While a Justice of the Peace, McCulloch made national headlines by agreeing to conduct egalitarian marriage ceremonies in which she omitted the word "obey" from the ritualized words the woman was supposed to say; at that time, the man pledged to "love, honor and cherish" while the woman pledged to "love, honor and obey."

In 1916, she was the first woman to be nominated by a major party as a presidential elector. She led the Democratic ticket statewide, winning 950,229 votes — by far the most ever won in an election by a woman to that point. But the Republican victory in Illinois prevented her from actually serving in the Electoral College.

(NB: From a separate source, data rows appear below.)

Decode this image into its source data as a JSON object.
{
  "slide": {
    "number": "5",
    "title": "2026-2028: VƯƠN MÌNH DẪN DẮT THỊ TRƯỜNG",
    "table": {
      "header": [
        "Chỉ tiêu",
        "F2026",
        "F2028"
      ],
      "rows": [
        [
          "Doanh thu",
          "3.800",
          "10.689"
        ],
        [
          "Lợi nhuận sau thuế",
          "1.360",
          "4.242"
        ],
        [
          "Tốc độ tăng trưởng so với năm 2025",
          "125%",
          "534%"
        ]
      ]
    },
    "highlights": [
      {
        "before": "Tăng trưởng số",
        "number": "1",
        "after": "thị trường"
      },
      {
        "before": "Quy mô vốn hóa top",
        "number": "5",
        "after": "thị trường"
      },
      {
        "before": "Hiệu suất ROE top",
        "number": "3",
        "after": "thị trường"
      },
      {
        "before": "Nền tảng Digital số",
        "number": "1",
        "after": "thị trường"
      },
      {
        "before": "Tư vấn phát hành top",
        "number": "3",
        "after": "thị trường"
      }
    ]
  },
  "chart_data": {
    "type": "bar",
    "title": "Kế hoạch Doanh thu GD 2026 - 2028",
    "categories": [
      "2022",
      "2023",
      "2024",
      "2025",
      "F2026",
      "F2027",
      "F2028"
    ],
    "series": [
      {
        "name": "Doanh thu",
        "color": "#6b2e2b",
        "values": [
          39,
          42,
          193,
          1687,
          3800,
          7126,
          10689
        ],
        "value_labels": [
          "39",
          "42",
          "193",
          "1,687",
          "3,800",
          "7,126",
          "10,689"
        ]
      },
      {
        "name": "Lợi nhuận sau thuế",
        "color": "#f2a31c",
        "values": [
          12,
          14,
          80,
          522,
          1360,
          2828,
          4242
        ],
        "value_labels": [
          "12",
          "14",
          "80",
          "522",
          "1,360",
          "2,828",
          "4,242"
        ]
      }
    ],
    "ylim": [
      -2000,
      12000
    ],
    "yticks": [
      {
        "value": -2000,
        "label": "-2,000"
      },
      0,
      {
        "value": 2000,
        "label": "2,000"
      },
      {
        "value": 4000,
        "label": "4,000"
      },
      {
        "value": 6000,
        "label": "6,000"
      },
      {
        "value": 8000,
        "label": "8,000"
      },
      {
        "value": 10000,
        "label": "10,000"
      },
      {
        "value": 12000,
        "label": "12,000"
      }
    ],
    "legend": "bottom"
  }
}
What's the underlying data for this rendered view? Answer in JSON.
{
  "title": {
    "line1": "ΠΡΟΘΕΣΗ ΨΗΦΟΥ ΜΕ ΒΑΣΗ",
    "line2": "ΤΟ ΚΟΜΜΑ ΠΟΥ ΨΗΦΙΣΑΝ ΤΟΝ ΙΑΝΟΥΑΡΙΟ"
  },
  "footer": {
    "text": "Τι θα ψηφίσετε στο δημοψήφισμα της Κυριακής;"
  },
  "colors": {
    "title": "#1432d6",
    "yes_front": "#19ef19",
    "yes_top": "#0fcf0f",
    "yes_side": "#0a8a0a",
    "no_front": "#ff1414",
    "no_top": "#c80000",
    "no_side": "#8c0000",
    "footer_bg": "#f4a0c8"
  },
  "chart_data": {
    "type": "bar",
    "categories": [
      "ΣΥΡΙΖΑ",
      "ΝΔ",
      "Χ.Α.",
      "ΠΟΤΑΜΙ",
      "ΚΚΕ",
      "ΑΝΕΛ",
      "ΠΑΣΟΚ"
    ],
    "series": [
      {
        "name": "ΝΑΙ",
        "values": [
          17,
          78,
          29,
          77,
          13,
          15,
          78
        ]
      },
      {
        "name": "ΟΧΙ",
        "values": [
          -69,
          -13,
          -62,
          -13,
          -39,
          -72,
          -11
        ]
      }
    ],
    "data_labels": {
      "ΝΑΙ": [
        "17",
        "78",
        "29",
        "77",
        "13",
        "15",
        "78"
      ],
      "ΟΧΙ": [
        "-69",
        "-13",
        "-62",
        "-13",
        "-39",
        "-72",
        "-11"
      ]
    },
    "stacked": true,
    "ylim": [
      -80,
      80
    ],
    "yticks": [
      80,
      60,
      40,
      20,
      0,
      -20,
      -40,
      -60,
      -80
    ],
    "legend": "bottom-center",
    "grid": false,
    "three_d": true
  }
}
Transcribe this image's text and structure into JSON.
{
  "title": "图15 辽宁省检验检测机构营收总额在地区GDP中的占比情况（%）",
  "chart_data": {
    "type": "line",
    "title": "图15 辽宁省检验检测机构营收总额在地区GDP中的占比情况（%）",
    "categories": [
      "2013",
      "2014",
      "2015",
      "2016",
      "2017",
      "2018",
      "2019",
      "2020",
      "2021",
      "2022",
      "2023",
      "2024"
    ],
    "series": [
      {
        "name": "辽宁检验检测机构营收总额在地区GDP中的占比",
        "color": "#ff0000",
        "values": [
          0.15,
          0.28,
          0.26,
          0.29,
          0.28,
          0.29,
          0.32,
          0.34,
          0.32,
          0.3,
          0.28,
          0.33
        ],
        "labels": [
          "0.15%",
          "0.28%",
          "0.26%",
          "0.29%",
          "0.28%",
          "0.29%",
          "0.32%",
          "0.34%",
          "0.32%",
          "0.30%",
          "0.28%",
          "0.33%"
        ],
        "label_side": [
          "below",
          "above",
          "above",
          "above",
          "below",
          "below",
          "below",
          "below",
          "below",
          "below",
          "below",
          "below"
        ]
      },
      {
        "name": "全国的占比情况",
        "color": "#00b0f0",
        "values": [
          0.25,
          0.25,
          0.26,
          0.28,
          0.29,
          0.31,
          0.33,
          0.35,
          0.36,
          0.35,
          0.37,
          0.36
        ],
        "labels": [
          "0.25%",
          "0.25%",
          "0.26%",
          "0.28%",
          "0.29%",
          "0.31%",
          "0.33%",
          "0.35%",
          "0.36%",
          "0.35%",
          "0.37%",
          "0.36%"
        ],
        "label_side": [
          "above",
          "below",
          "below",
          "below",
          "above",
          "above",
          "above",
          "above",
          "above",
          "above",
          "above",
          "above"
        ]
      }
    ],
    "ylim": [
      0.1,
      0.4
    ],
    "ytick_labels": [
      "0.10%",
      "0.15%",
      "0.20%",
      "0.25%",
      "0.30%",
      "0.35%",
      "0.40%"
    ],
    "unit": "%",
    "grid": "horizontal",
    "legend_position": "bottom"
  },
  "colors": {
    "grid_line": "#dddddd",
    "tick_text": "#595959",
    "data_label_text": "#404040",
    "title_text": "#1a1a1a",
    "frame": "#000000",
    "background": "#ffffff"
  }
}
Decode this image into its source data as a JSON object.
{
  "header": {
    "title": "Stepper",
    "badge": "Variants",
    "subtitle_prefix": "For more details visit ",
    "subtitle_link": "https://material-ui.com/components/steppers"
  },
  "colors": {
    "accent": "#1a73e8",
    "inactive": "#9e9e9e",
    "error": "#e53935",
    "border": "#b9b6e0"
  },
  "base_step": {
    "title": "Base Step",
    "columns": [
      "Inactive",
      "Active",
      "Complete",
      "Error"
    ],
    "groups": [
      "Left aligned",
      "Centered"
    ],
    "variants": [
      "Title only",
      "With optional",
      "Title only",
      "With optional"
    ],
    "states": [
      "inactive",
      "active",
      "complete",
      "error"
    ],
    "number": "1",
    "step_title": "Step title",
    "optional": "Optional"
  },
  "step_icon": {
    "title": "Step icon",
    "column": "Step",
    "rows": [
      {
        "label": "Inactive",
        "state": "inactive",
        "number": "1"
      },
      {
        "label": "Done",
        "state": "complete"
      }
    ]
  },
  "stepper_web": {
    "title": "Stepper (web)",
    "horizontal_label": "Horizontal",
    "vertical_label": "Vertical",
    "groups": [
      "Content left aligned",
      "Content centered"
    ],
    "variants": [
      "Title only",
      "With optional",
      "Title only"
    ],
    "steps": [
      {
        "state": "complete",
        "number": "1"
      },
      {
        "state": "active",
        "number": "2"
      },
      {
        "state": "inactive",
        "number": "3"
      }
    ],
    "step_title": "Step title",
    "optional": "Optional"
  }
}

In 1917, she was appointed as a master in chancery of the Cook County Superior Court. She became known for her advocacy in working to eliminate or modify marriage and divorce laws that discriminated against women, and she worked to create uniformity of such laws in all states.

She was the legal adviser for the National American Woman Suffrage Association (which became the League of Women Voters in 1920 after passage of the 19th Amendment) and was its first vice president. She also served as the legal adviser for the National Women's Christian Temperance Union.

McCulloch died of cancer in 1945 at the age of 82. Catharine W. McCulloch Park in Evanston is named for her.

==Publications==
- Bittenbender, Ada M. "Women in Law," in Farmer, Lydia Hoyt. The national exposition souvenir: what America owes to women Buffalo: C. W. Moulton, 1893. Pages 390–408.
- Drysdale, William. "The Woman Lawyer," in Helps for ambitious girls New York: T. Y. Crowell & Co., c1900. Pages 180–208.
- "Law," in Training for the professions and allied occupations: facilities available to women in the United States. New York: Bureau of Vocational Information, 1924. Pages 427–450.
- McCulloch, Catharine Waugh. "Women as Law Clerks" manuscript. c1887. (12 pages).
- Bureau of Vocational Information (New York). Records, 1908–1932: A Finding Aid
- Mr. Lex, Or The Legal Status of Mother and Child. Chicago: Fleming H. Revell Company, 1899, 85 pp.